Un ser excepcional, sabio y bondadoso, sí estaba recluido en los márgenes lejanos. Era un anciano que había sobrevivido, por designio divino, al diluvio con el que el dios de los cielos había decidido castigar a una excesivamente tumultuosa humanidad. Utnapishtim -tal era su nombre- había sido trasladado, al concluir su vida, a estos parajes, donde seguía viviendo en paz. Hasta él acudió el héroe Gilgamesh para conocer los secretos de la vida y la muerte, y dónde se hallaba la planta de la inmortalidad. Utnapishtim vivía, y vivía en paz. Su estancia no era consecuencia de un castigo. Su casa marginal no era una cárcel. Vivías como se vivía en una ciudad. Con una diferencia, fundamental. Vivía solo. Nadie se atrevía a acudir para visitarle (salvo un desesperado Gilgamesh, deseoso de logar la resurrección de su escudero Enkidu, sumido en las tinieblas, pobladas de gusanos, de los infiernos -que, el mito no lo precisa, no se sabe si se hallaban más allá del río de la muerte, o en las profundidades-). Utnapishtim vivía, ciertamente, en tierra de nadie. Mas, ¿era ésta una vida plena? De algún modo, vivía allí porque su vida terrenal había concluido, porque ya no podía compartir nada con sus semejantes. Estaba fuera de la vida y el orden humanos.
Del mismo modo, en el imaginario griego, los difuntos partían hacia las entrañas de la tierra, o hacia los confines oceánicos. Cuando Ulises quiso conocer el porvenir, la maga Circe le aconsejó que navegara hasta el horizonte, hacia los límites del mundo visible, donde se hallaba la boca de los infiernos. En este caso, la doble ubicación infernal, en la periferia y en las profundidades, coincidían: el país de los muertos se hallaba debajo de los vivos, pero se accedía desde los márgenes de la vida terrenal -que era la única vida concebible por los griegos-.

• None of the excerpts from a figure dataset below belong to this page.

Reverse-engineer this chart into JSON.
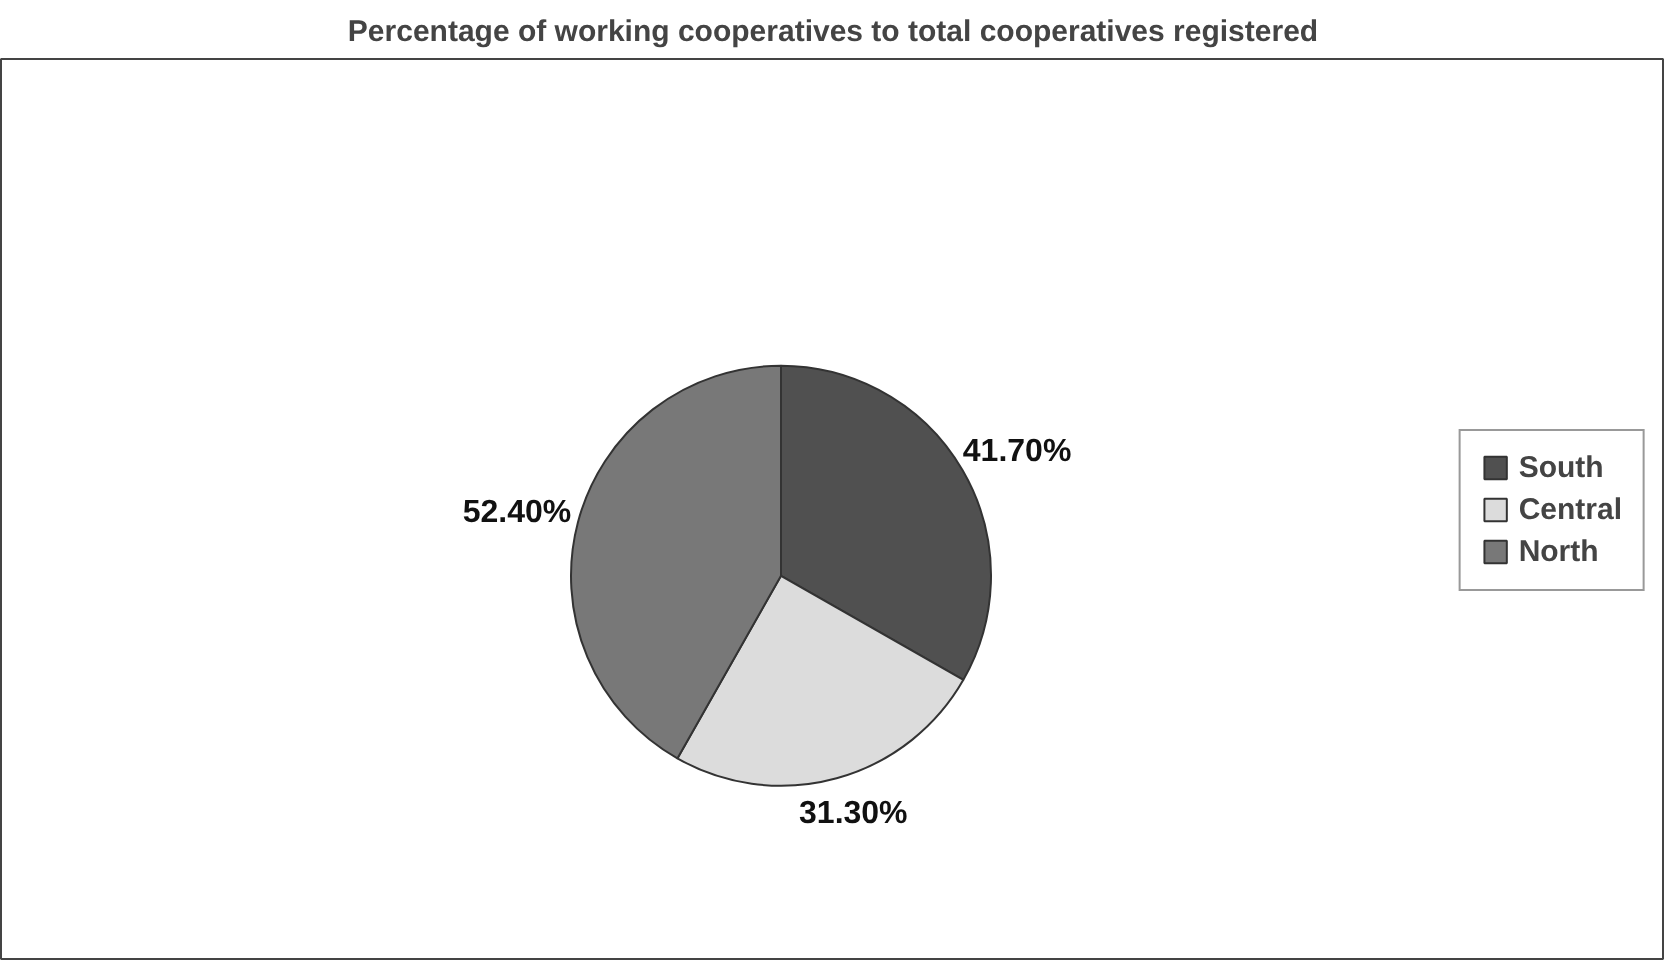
{
  "chart_data": {
    "type": "pie",
    "title": "Percentage of working cooperatives to total cooperatives registered",
    "categories": [
      "South",
      "Central",
      "North"
    ],
    "values": [
      41.7,
      31.3,
      52.4
    ],
    "value_labels": [
      "41.70%",
      "31.30%",
      "52.40%"
    ],
    "colors": [
      "#505050",
      "#dcdcdc",
      "#787878"
    ],
    "legend": "right"
  }
}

Sin embargo, en dichos confines marinos se ubicaba una isla: la isla de los bienaventurados. A ella nadie acudía: ningún ser vivo, ni ningún difunto. Dicha isla solo estaba disponible para un limitado número de héroes, todos pertenecientes a otra edad, la Edad de Oro. A su muerte, en efecto, los héroes de otrora fueron "perdonados". Pudieron proseguir su vida después del tránsito. Mas dicha vida prolongada para siempre no se llevaría a cabo en la tierra sino allende los mares, en una isla. Proseguirían con su vida dichosa, pero aislados, sin contacto posible con las generaciones de vivientes venideros. La isla de los bienaventurados se parecía al espacio de Utnapishtim: un lugar donde algunos seres excepcionales, es decir favorecidos por los dioses (sin que su valía ni sus valores hubieran necesariamente sido tenidos en cuenta), podían seguir viviendo, mas como muertos vivientes: sin el contacto con la vida diaria terrenal.
Por este motivo, son esos seres los que ponen de manifiesto, la verdadera vida que la ciudad encerraba. Mientras en la urbe se debatía, ne negociaba, se comunicaba, en los márgenes, la vida, si vida había, era la vida aletargada de quiénes habían renunciado a la vida: los eremitas, los sabios, los perdonados, aquéllos que, de algún modo, habían sido apartados, quizá por sus excesivas, es decir, por sus inhumanas virtudes, de la vida verdadera: la vida urbana, siempre enmarcada por un horizonte construido: una perspectiva alzada para el punto de vista, y las aspiraciones humanas.